Let’s give a cheer for Nina Gonzalez, the woman who asked Mitt Romney and President Obama about gun control at the second presidential debate.
People, have you noticed how regularly this topic fails to come up? We have been having this campaign since the dawn of the ice age. Why wasn’t there a gun control moment before now?
True, the candidates were asked about it after the horrific blood baths last summer in Colorado and Wisconsin. But there have been 43 American mass shootings in the last year. Wouldn’t you think that would qualify guns for a more regular mention?
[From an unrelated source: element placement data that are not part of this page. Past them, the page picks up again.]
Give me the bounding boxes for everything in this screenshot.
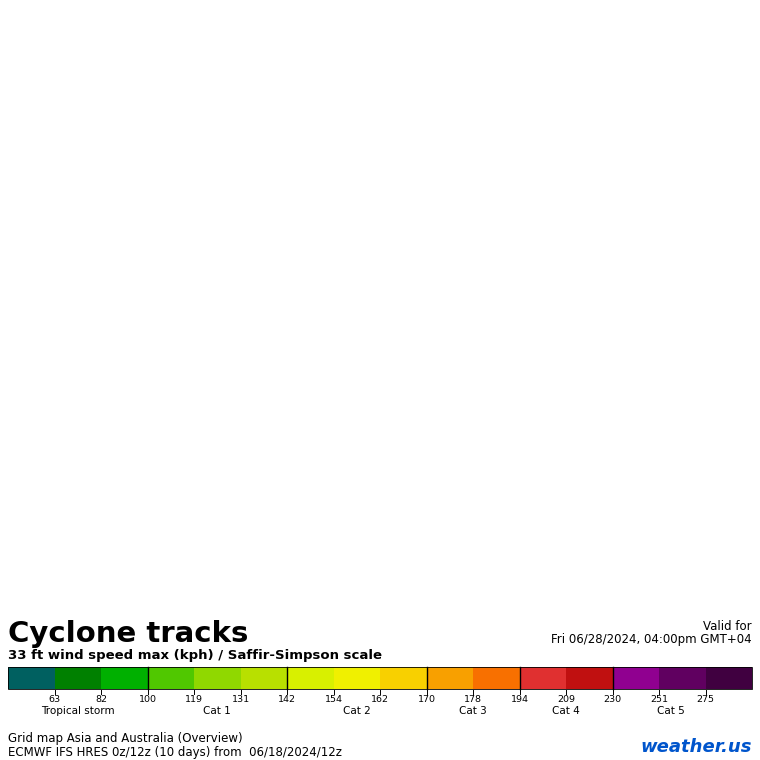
- Text: 82: 82: [95, 695, 107, 704]
- Text: ECMWF IFS HRES 0z/12z (10 days) from  06/18/2024/12z: ECMWF IFS HRES 0z/12z (10 days) from 06/…: [8, 746, 342, 759]
- Text: 154: 154: [325, 695, 343, 704]
- Text: 209: 209: [557, 695, 575, 704]
- Text: This service is based on data and products of the European Centre for Medium-ran: This service is based on data and produc…: [4, 5, 546, 14]
- Text: 178: 178: [464, 695, 482, 704]
- Bar: [194, 667, 240, 689]
- Bar: [8, 667, 55, 689]
- Text: 33 ft wind speed max (kph) / Saffir-Simpson scale: 33 ft wind speed max (kph) / Saffir-Simp…: [8, 649, 382, 662]
- Bar: [426, 667, 473, 689]
- Text: weather.us: weather.us: [641, 738, 752, 756]
- Bar: [101, 667, 147, 689]
- Text: 170: 170: [417, 695, 435, 704]
- Text: Tropical storm: Tropical storm: [41, 706, 115, 716]
- Text: 275: 275: [696, 695, 714, 704]
- Bar: [8, 667, 752, 689]
- Text: Cat 2: Cat 2: [343, 706, 371, 716]
- Bar: [566, 667, 613, 689]
- Bar: [334, 667, 380, 689]
- Text: Cat 3: Cat 3: [459, 706, 487, 716]
- Text: 63: 63: [49, 695, 61, 704]
- Text: Cat 5: Cat 5: [657, 706, 685, 716]
- Bar: [473, 667, 520, 689]
- Bar: [147, 667, 194, 689]
- Text: 251: 251: [650, 695, 668, 704]
- Text: 194: 194: [511, 695, 528, 704]
- Text: 119: 119: [185, 695, 203, 704]
- Text: Map requires cartopy: Map requires cartopy: [306, 309, 454, 324]
- Bar: [55, 667, 101, 689]
- Bar: [380, 667, 426, 689]
- Bar: [520, 667, 566, 689]
- Bar: [705, 667, 752, 689]
- Text: 162: 162: [371, 695, 389, 704]
- Text: Grid map Asia and Australia (Overview): Grid map Asia and Australia (Overview): [8, 732, 242, 745]
- Bar: [659, 667, 705, 689]
- Text: Valid for: Valid for: [703, 620, 752, 633]
- Text: Cyclone tracks: Cyclone tracks: [8, 620, 249, 648]
- Bar: [613, 667, 659, 689]
- Text: 100: 100: [138, 695, 157, 704]
- Bar: [287, 667, 334, 689]
- Text: 230: 230: [603, 695, 622, 704]
- Bar: [240, 667, 287, 689]
- Text: Cat 1: Cat 1: [204, 706, 231, 716]
- Text: 131: 131: [232, 695, 249, 704]
- Text: Fri 06/28/2024, 04:00pm GMT+04: Fri 06/28/2024, 04:00pm GMT+04: [551, 633, 752, 646]
- Text: 142: 142: [278, 695, 296, 704]
- Text: Cat 4: Cat 4: [552, 706, 580, 716]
“I felt very empowered,” said Gonzalez, a 57-year-old mental health practitioner from Long Island. We were talking on the phone a few days after the debate. She had been fielding calls from strangers who were eager to give her their opinion about guns, and she still couldn’t quite understand why the candidates were less enthusiastic. “What’s the problem?” she asked.
Democrats running for national office are terrified of the whole subject. Party lore has it that passing the assault weapons ban in 1994 cost them control of Congress and Al Gore’s election. (There is ample evidence that this isn’t true, but that’s what makes it lore.)
So Obama, a vocal gun control supporter in his Chicago days, is now a gun control nonmentioner. And, when it comes to legislation in Congress, a nonhelper.
Republicans are usually eager to bring up gun control, the better to denounce it. But Mitt Romney has — surprise! — a complicated history of policy molt on the issue. He was once on the same page as Ted Kennedy, and then the page turned.
For purposes of running for president, Romney is against new gun laws. And he would rather not have any discussions that lead to a mention of his pre-molt state. Or the fact that he once unsuccessfully attempted to woo rural voters by recounting his skill as a hunter of “small varmints.”
Into all this stepped Gonzalez, who was haunted by the Colorado theater shooting in July that killed 12 people. The gunman carried a 100-bullet assault rifle. The ban on assault weapons, which allow you to fire as fast as you can keep pulling the trigger, expired in 2004. Congress has been afraid to renew it because, you know, there’s the lore.
“What has your administration done or planned to do to limit the availability of assault weapons?” Gonzalez asked Obama.
“You know, we’re a nation that believes in the Second Amendment,” Obama began. “And I believe in the Second Amendment. You know, we’ve got a long tradition of hunting. . . .”
When in doubt, say something nice about hunters.
The president signaled that he favors renewing the ban by saying that weapons designed for soldiers at war “do not belong on our streets.” Then he swerved away to the importance of better law enforcement, good schools and faith groups that work with inner-city children.
That was pretty much it for the guns, except that Obama did call for getting “automatic weapons that kill folks in amazing numbers out of the hands of criminals and the mentally ill.” Actually, automatic weapons, like machine guns, are already heavily regulated. Although, in a different world, we would be discussing why they’re in the country at all.